Sunday, 15 September 2013

Winding down towards Winter

Light hits the world at a different angle. The focus changes and everything seems closer. Folds in the mountains. Foam on the waves. Shadows on the sand, and the work to be done before winter contains us.

Freckled sunlight catches the last splashes of colour in the garden.

Then colour shifts to monochrome and clouds herald storms.
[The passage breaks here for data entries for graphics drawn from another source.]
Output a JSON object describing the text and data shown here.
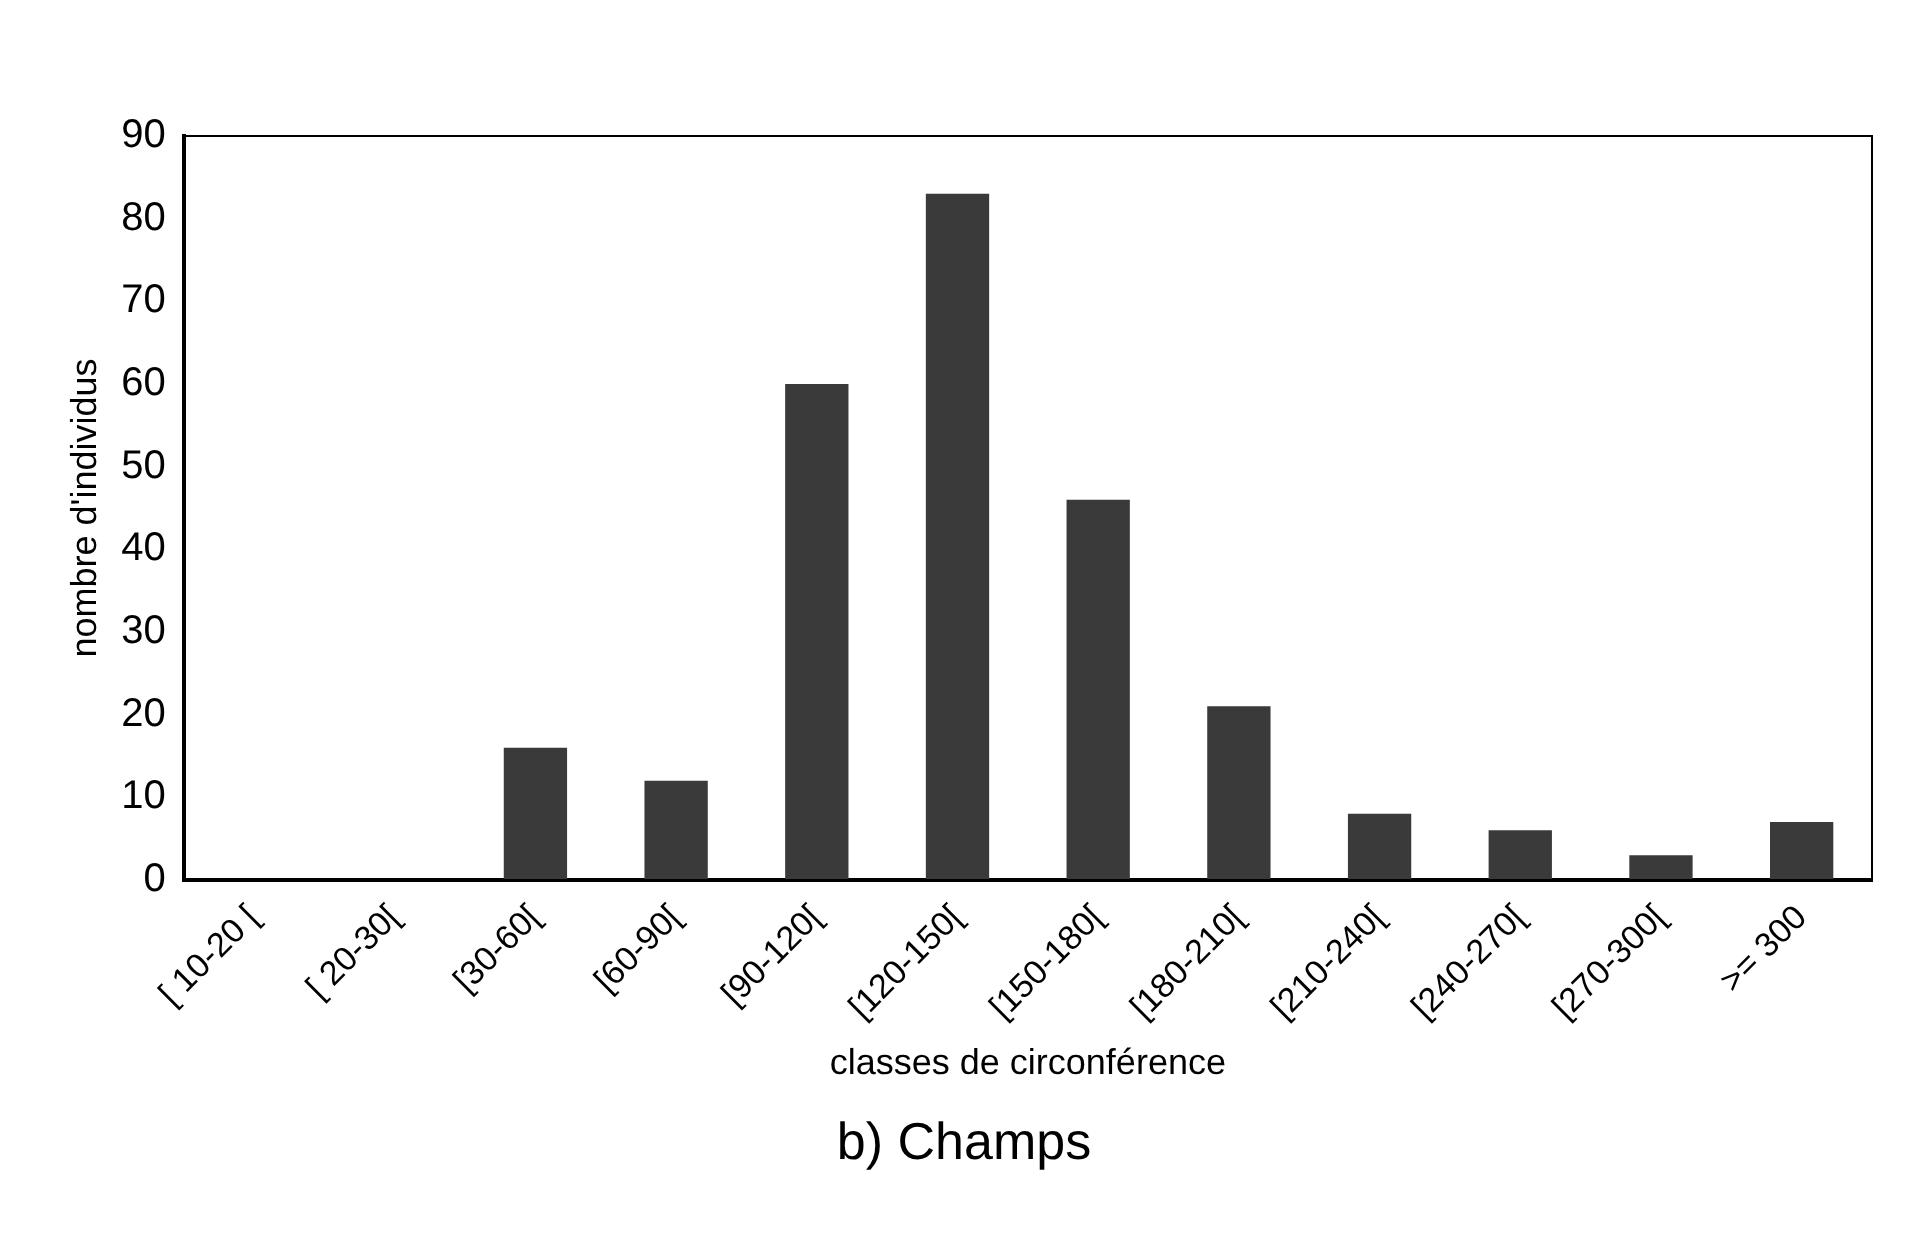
{
  "chart_data": {
    "type": "bar",
    "title": "b) Champs",
    "xlabel": "classes de circonférence",
    "ylabel": "nombre d'individus",
    "categories": [
      "[ 10-20 [",
      "[ 20-30[",
      "[30-60[",
      "[60-90[",
      "[90-120[",
      "[120-150[",
      "[150-180[",
      "[180-210[",
      "[210-240[",
      "[240-270[",
      "[270-300[",
      ">= 300"
    ],
    "values": [
      0,
      0,
      16,
      12,
      60,
      83,
      46,
      21,
      8,
      6,
      3,
      7
    ],
    "color": "#3a3a3a",
    "ylim": [
      0,
      90
    ],
    "yticks": [
      0,
      10,
      20,
      30,
      40,
      50,
      60,
      70,
      80,
      90
    ],
    "grid": false,
    "legend": false
  }
}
Down by the strand, grass melts from the fields where cows wait for the sileage.

Back at the house, work goes on with one eye on the weather.
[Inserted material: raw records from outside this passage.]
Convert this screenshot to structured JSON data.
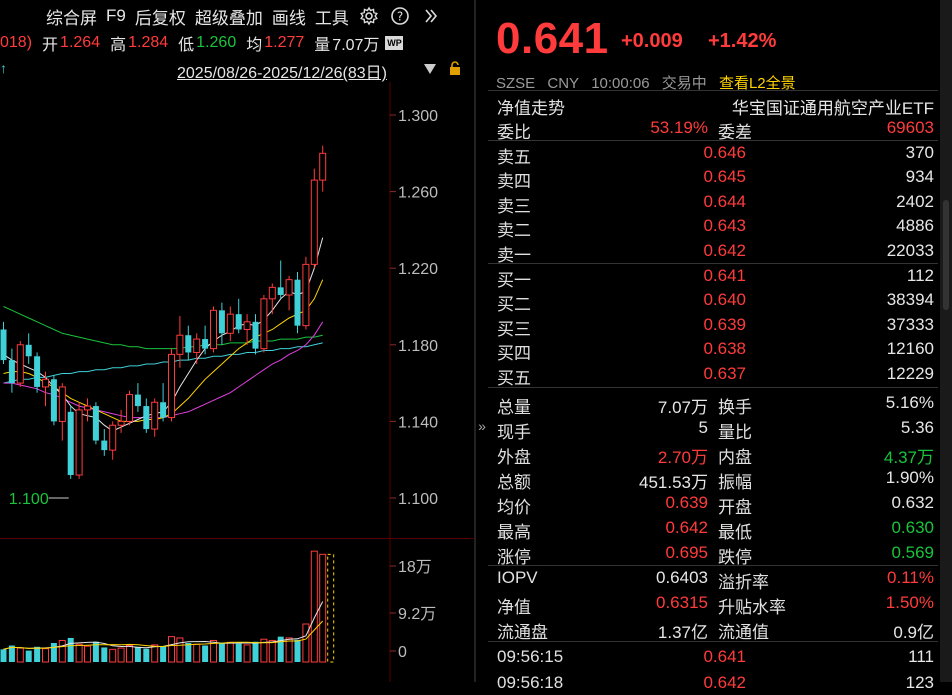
{
  "toolbar": {
    "items": [
      "综合屏",
      "F9",
      "后复权",
      "超级叠加",
      "画线",
      "工具"
    ],
    "settings_icon": "gear-icon",
    "help_icon": "help-icon",
    "more_icon": "double-chevron-right-icon"
  },
  "ohlc": {
    "prefix": "018)",
    "open_label": "开",
    "open": "1.264",
    "high_label": "高",
    "high": "1.284",
    "low_label": "低",
    "low": "1.260",
    "avg_label": "均",
    "avg": "1.277",
    "vol_label": "量",
    "vol": "7.07万"
  },
  "range": {
    "text": "2025/08/26-2025/12/26(83日)",
    "arrow": "▼"
  },
  "main_chart": {
    "y_ticks": [
      "1.300",
      "1.260",
      "1.220",
      "1.180",
      "1.140",
      "1.100"
    ],
    "min_label": "1.100"
  },
  "vol_chart": {
    "y_ticks": [
      "18万",
      "9.2万",
      "0"
    ]
  },
  "quote": {
    "price": "0.641",
    "change": "+0.009",
    "change_pct": "+1.42%",
    "exchange": "SZSE",
    "currency": "CNY",
    "time": "10:00:06",
    "status": "交易中",
    "l2_link": "查看L2全景"
  },
  "title_row": {
    "left": "净值走势",
    "right": "华宝国证通用航空产业ETF"
  },
  "ratio_row": {
    "l1": "委比",
    "v1": "53.19%",
    "l2": "委差",
    "v2": "69603"
  },
  "asks": [
    {
      "label": "卖五",
      "price": "0.646",
      "vol": "370"
    },
    {
      "label": "卖四",
      "price": "0.645",
      "vol": "934"
    },
    {
      "label": "卖三",
      "price": "0.644",
      "vol": "2402"
    },
    {
      "label": "卖二",
      "price": "0.643",
      "vol": "4886"
    },
    {
      "label": "卖一",
      "price": "0.642",
      "vol": "22033"
    }
  ],
  "bids": [
    {
      "label": "买一",
      "price": "0.641",
      "vol": "112"
    },
    {
      "label": "买二",
      "price": "0.640",
      "vol": "38394"
    },
    {
      "label": "买三",
      "price": "0.639",
      "vol": "37333"
    },
    {
      "label": "买四",
      "price": "0.638",
      "vol": "12160"
    },
    {
      "label": "买五",
      "price": "0.637",
      "vol": "12229"
    }
  ],
  "stats": [
    {
      "l1": "总量",
      "v1": "7.07万",
      "c1": "white",
      "l2": "换手",
      "v2": "5.16%",
      "c2": "white"
    },
    {
      "l1": "现手",
      "v1": "5",
      "c1": "white",
      "l2": "量比",
      "v2": "5.36",
      "c2": "white"
    },
    {
      "l1": "外盘",
      "v1": "2.70万",
      "c1": "red",
      "l2": "内盘",
      "v2": "4.37万",
      "c2": "green"
    },
    {
      "l1": "总额",
      "v1": "451.53万",
      "c1": "white",
      "l2": "振幅",
      "v2": "1.90%",
      "c2": "white"
    },
    {
      "l1": "均价",
      "v1": "0.639",
      "c1": "red",
      "l2": "开盘",
      "v2": "0.632",
      "c2": "white"
    },
    {
      "l1": "最高",
      "v1": "0.642",
      "c1": "red",
      "l2": "最低",
      "v2": "0.630",
      "c2": "green"
    },
    {
      "l1": "涨停",
      "v1": "0.695",
      "c1": "red",
      "l2": "跌停",
      "v2": "0.569",
      "c2": "green"
    }
  ],
  "stats2": [
    {
      "l1": "IOPV",
      "v1": "0.6403",
      "c1": "white",
      "l2": "溢折率",
      "v2": "0.11%",
      "c2": "red"
    },
    {
      "l1": "净值",
      "v1": "0.6315",
      "c1": "red",
      "l2": "升贴水率",
      "v2": "1.50%",
      "c2": "red"
    },
    {
      "l1": "流通盘",
      "v1": "1.37亿",
      "c1": "white",
      "l2": "流通值",
      "v2": "0.9亿",
      "c2": "white"
    }
  ],
  "ticks": [
    {
      "time": "09:56:15",
      "price": "0.641",
      "vol": "111"
    },
    {
      "time": "09:56:18",
      "price": "0.642",
      "vol": "123"
    }
  ],
  "colors": {
    "up": "#ff3b3b",
    "down": "#3fd0d8",
    "ma5": "#e6e6e6",
    "ma10": "#ffd400",
    "ma20": "#e040e0",
    "ma30": "#19c43c",
    "ma60": "#3fd0d8"
  },
  "chart_data": {
    "type": "candlestick",
    "y_range": [
      1.1,
      1.3
    ],
    "candles": [
      [
        1.188,
        1.192,
        1.17,
        1.172
      ],
      [
        1.172,
        1.178,
        1.155,
        1.16
      ],
      [
        1.16,
        1.182,
        1.158,
        1.18
      ],
      [
        1.18,
        1.186,
        1.17,
        1.174
      ],
      [
        1.174,
        1.176,
        1.155,
        1.158
      ],
      [
        1.158,
        1.166,
        1.148,
        1.162
      ],
      [
        1.162,
        1.164,
        1.138,
        1.14
      ],
      [
        1.14,
        1.16,
        1.13,
        1.158
      ],
      [
        1.145,
        1.148,
        1.11,
        1.112
      ],
      [
        1.112,
        1.15,
        1.11,
        1.146
      ],
      [
        1.146,
        1.152,
        1.14,
        1.148
      ],
      [
        1.148,
        1.15,
        1.128,
        1.13
      ],
      [
        1.13,
        1.136,
        1.122,
        1.125
      ],
      [
        1.125,
        1.14,
        1.12,
        1.138
      ],
      [
        1.138,
        1.146,
        1.134,
        1.14
      ],
      [
        1.14,
        1.156,
        1.138,
        1.154
      ],
      [
        1.154,
        1.16,
        1.145,
        1.148
      ],
      [
        1.148,
        1.152,
        1.134,
        1.136
      ],
      [
        1.136,
        1.152,
        1.132,
        1.15
      ],
      [
        1.15,
        1.16,
        1.14,
        1.142
      ],
      [
        1.142,
        1.178,
        1.14,
        1.175
      ],
      [
        1.175,
        1.195,
        1.168,
        1.185
      ],
      [
        1.185,
        1.19,
        1.172,
        1.176
      ],
      [
        1.176,
        1.186,
        1.17,
        1.183
      ],
      [
        1.183,
        1.19,
        1.175,
        1.178
      ],
      [
        1.178,
        1.2,
        1.176,
        1.198
      ],
      [
        1.198,
        1.202,
        1.18,
        1.186
      ],
      [
        1.186,
        1.2,
        1.182,
        1.196
      ],
      [
        1.196,
        1.204,
        1.186,
        1.188
      ],
      [
        1.188,
        1.196,
        1.18,
        1.192
      ],
      [
        1.192,
        1.196,
        1.175,
        1.178
      ],
      [
        1.178,
        1.206,
        1.176,
        1.204
      ],
      [
        1.204,
        1.212,
        1.196,
        1.21
      ],
      [
        1.21,
        1.224,
        1.204,
        1.206
      ],
      [
        1.206,
        1.216,
        1.198,
        1.214
      ],
      [
        1.214,
        1.218,
        1.186,
        1.19
      ],
      [
        1.19,
        1.226,
        1.188,
        1.222
      ],
      [
        1.222,
        1.272,
        1.22,
        1.266
      ],
      [
        1.266,
        1.284,
        1.26,
        1.28
      ]
    ],
    "volume_axis_max": 180000,
    "volumes": [
      20000,
      26000,
      22000,
      18000,
      24000,
      21000,
      30000,
      34000,
      38000,
      28000,
      25000,
      32000,
      23000,
      20000,
      22000,
      26000,
      24000,
      21000,
      27000,
      25000,
      40000,
      38000,
      30000,
      28000,
      26000,
      34000,
      30000,
      31000,
      29000,
      27000,
      32000,
      36000,
      34000,
      40000,
      38000,
      35000,
      60000,
      175000,
      170000
    ],
    "ma_lines": {
      "ma5": [
        1.175,
        1.172,
        1.17,
        1.168,
        1.166,
        1.163,
        1.158,
        1.154,
        1.148,
        1.144,
        1.143,
        1.142,
        1.138,
        1.135,
        1.137,
        1.139,
        1.141,
        1.143,
        1.144,
        1.145,
        1.15,
        1.158,
        1.165,
        1.172,
        1.178,
        1.182,
        1.185,
        1.187,
        1.19,
        1.191,
        1.19,
        1.193,
        1.198,
        1.204,
        1.208,
        1.206,
        1.208,
        1.22,
        1.236
      ],
      "ma10": [
        1.165,
        1.166,
        1.166,
        1.165,
        1.163,
        1.16,
        1.158,
        1.155,
        1.152,
        1.15,
        1.148,
        1.146,
        1.144,
        1.142,
        1.14,
        1.14,
        1.14,
        1.141,
        1.141,
        1.142,
        1.144,
        1.148,
        1.152,
        1.157,
        1.162,
        1.166,
        1.17,
        1.174,
        1.178,
        1.181,
        1.184,
        1.186,
        1.188,
        1.191,
        1.194,
        1.196,
        1.198,
        1.204,
        1.214
      ],
      "ma20": [
        1.16,
        1.16,
        1.159,
        1.158,
        1.157,
        1.155,
        1.154,
        1.152,
        1.15,
        1.148,
        1.147,
        1.146,
        1.145,
        1.144,
        1.143,
        1.142,
        1.142,
        1.142,
        1.142,
        1.142,
        1.143,
        1.144,
        1.145,
        1.147,
        1.149,
        1.151,
        1.153,
        1.155,
        1.158,
        1.161,
        1.164,
        1.167,
        1.17,
        1.172,
        1.175,
        1.177,
        1.18,
        1.185,
        1.192
      ],
      "ma30": [
        1.2,
        1.198,
        1.196,
        1.194,
        1.192,
        1.19,
        1.188,
        1.186,
        1.185,
        1.184,
        1.183,
        1.182,
        1.181,
        1.18,
        1.18,
        1.179,
        1.179,
        1.178,
        1.178,
        1.178,
        1.178,
        1.178,
        1.179,
        1.179,
        1.18,
        1.18,
        1.18,
        1.181,
        1.181,
        1.181,
        1.182,
        1.182,
        1.182,
        1.183,
        1.183,
        1.183,
        1.184,
        1.184,
        1.185
      ],
      "ma60": [
        1.16,
        1.161,
        1.162,
        1.162,
        1.163,
        1.163,
        1.164,
        1.165,
        1.165,
        1.166,
        1.166,
        1.167,
        1.167,
        1.168,
        1.168,
        1.169,
        1.169,
        1.17,
        1.17,
        1.171,
        1.171,
        1.172,
        1.172,
        1.173,
        1.173,
        1.174,
        1.174,
        1.175,
        1.175,
        1.176,
        1.176,
        1.177,
        1.177,
        1.178,
        1.178,
        1.179,
        1.179,
        1.18,
        1.181
      ]
    }
  }
}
And, between sunshine and showers, we gather in our own winter fodder.

The last of the beans and greens from the garden, the blight free spuds, mustard and a couple of Jerry Kennedy's sausages.

Thursday, 5 September 2013

Arbitrary Autumn Baking.

I love these autumn days when you bundle green beans, or garlic, or apples, into newspaper and take them round to a neighbour. And then come home to find somebody else has done the same thing for you.
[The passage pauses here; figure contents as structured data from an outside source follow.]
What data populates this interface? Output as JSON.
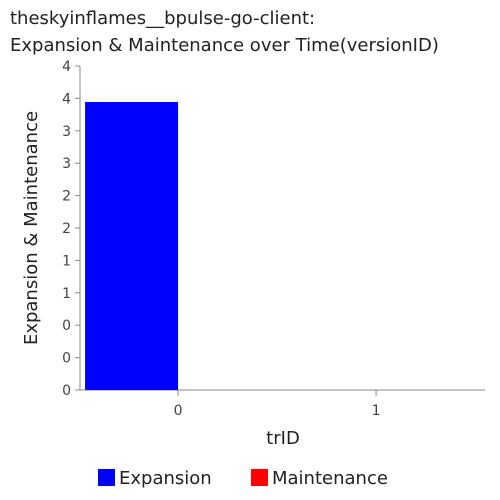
{
  "chart_data": {
    "type": "bar",
    "title_lines": [
      "theskyinflames__bpulse-go-client:",
      "Expansion & Maintenance over Time(versionID)"
    ],
    "xlabel": "trID",
    "ylabel": "Expansion & Maintenance",
    "categories": [
      "0",
      "1"
    ],
    "y_tick_labels": [
      "0",
      "0",
      "0",
      "1",
      "1",
      "2",
      "2",
      "3",
      "3",
      "4",
      "4"
    ],
    "ylim": [
      0,
      4.5
    ],
    "series": [
      {
        "name": "Expansion",
        "color": "#0000ff",
        "values": [
          4,
          0
        ]
      },
      {
        "name": "Maintenance",
        "color": "#ff0000",
        "values": [
          0,
          0
        ]
      }
    ],
    "legend_position": "bottom",
    "grid": false
  }
}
It's the time of year when baking's completely arbitrary. A walk produces blackberries, so suddenly there's a pie. Or, if a pie's too complicated, it's three ounces of butter rubbed into eight of self-raising flour, three tablespoons of buttermilk and a beaten egg mixed in by hand, an extra sprinkle of flour to keep the ball of dough from sticking on the work surface, pat it flat and cut yourself nine rounds. Then ten minutes in the oven at 200c (make the tea while you're waiting) and there I am with my feet up by the fire, squashing dark, juicy blackberries onto hot, buttered scones.

But, to get back to that  gift on the doorstep, here's an arbitrary upside down cake.

As far as I can remember, this one was rhubarb and apple - probably more apple than rhubarb - chopped small into a well buttered eight inch cake tin and sprinked with brown sugar - or maybe drizzled with some honey - and covered by a basic sponge mix.( I'd say I might have chopped some crystallised ginger in with the apple and rhubarb as well.) 

Anyway, once it was baked, I turned it out onto a wire tray and sprinkled it with dark brown sugar which melted into the apple and rhubarb a bit as the cake cooled.... I use several different sponge mixes but I'm fairly sure this one was the simplest - four ounces each of self raising flour; soft margarine (or beaten butter) at room temp; caster sugar (or soft brown sugar). Two large eggs. I tspn baking powder. You sift the flour and baking powder into a large bowl, holding the sieve high to incorporate as much air as possible. Add the rest and whisk.

Bake for half and hour or so at about 180c .... and that's about it. Only you'd probably want to serve it with cream. And more tea.